It’s been four months since Malaysia Airlines Flight 17 was shot down, and most of the plane’s wreckage is still sitting in a field in a rebel-controlled area of Ukraine. But on Sunday, Dutch investigators were finally able to begin packing up the debris so it can be shipped to the Netherlands. (The Hague’s Dutch Safety Board plans to reconstruct the aircraft as part of its investigation into what happened to the doomed flight, whose 283 passengers were mostly from the Netherlands.) The project, which is expected to take several days, has been long delayed by fighting around the crash site.
Also on Sunday, the Associated Press released some amateur footage of the immediate aftermath of the crash.

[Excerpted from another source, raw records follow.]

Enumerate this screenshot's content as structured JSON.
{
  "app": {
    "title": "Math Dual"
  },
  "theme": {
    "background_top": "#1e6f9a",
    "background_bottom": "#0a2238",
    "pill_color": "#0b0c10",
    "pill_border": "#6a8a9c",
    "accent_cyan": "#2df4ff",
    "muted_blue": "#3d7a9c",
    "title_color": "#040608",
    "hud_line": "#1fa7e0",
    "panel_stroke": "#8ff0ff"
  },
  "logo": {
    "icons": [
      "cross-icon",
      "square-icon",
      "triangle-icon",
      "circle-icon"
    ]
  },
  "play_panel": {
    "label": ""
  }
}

The two-minute video shows a crowd of villagers staring at a massive amount of smoke and fire and asking if the pilot had been found, apparently because they thought the plane belonged to the Ukrainian military. (The pilots and crews of downed Ukrainian planes were regularly being taken hostage at the time.) Their response seems to back up the commonly accepted theory that pro-Russia rebels fired on MH17 because they, too, assumed it was Ukrainian, though the separatists continue to deny that they had anything to do with the incident.
Meanwhile, state-run television stations in Russia released a satellite photo that supposedly shows a Ukrainian fighter jet attacking MH17, though several bloggers quickly pointed out details that indicate the image was forged. “The channels said they got the photo from a Moscow-based organization, which had received it via email from a man who identified himself as an aviation expert,” the Associated Press reports. In case you forgot, the Russian government has been accused of arming the rebels with the missile used to destroy MH17, though Putin and company also continue to deny any involvement.